Since the November conference Goff has conceded nothing to his party’s misgivings about the TPP, speaking out publicly and repeatedly in its favour. Free-trade advocates in the news media, most particularly Fran O’Sullivan, have not been slow to seize upon Goff’s statements as evidence of Cunliffe’s dilemma. Her argument: that the entrenched positions of his more moderate colleagues means Cunliffe cannot follow through on his promises to the Labour Left; is rapidly becoming the conventional wisdom.
O’Sullivan’s case is certainly not weakened when Goff himself puts out a media release (“Labour Pushes NZ Trade Interests in US”, 20/1/14) detailing his week-long visit to the United States where, by his own admission, he met with and was briefed by representatives of the State Department, The Pentagon and the Office of the US Trade Representative.
“Particularly valuable”, says Goff, “was an hour-long discussion with US TPP Chief Negotiator, Barbara Weisel, who I’ve worked with extensively in the past.”
Placed alongside John Key’s round of golf with President Obama, Goff’s hour with Weisel indicates the importance the United States Government attaches to preserving New Zealand’s bi-partisan commitment to free-trade issues.
Were I in David Cunliffe’s shoes, Goff’s easy access to and long-established contacts within the Washington beltway would give me pause. It is hard to dispel the impression that what New Zealand’s current Leader of the Opposition thinks about such issues is regarded by the world’s movers and shakers as being considerably less important than the views of old friends like Goff.

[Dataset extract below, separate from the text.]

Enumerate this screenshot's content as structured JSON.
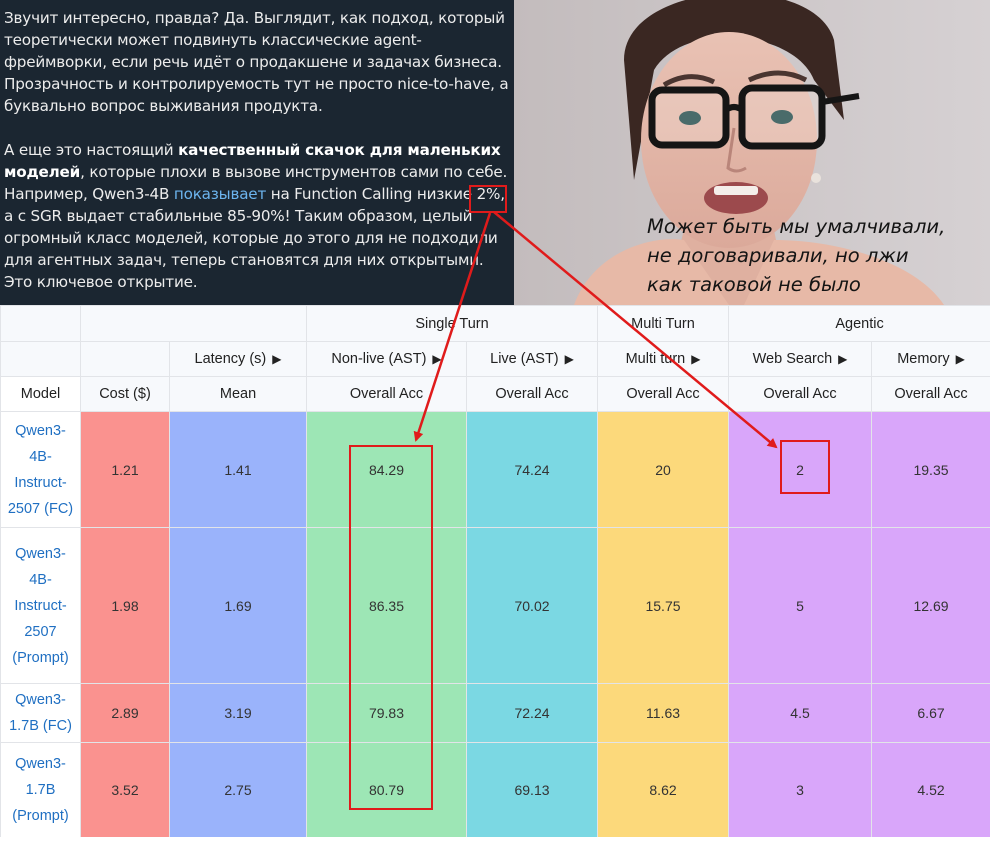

It should certainly prompt Cunliffe to devote as much time and discussion as he can to the State of the Nation speech he has announced for the 27 January. Special consideration should be given to the meaning of last September’s victory over Grant Robertson and Shane Jones. Does it mean that he need not worry about the opinions of his caucus colleagues? Or is the opposite true? Does the absence of majority caucus support make the opinions of his colleagues more important than ever before?
Labour’s new rules mean that when party members gather for their annual conference their democratically-elected Leader’s supremacy is politically unassailable. But the party cannot remain in conference forever. When the delegates return home it is the caucus that continues to meet. With his personal powerbase scattered all over the country, and lacking the backing of a solid majority of his parliamentary colleagues, Cunliffe will find it increasingly difficult to manage the oligarchical demands of caucus politics.
Only when caucus members are as dependent upon the good opinion of the wider party membership as the Leader will it be safe to call his or her election a victory.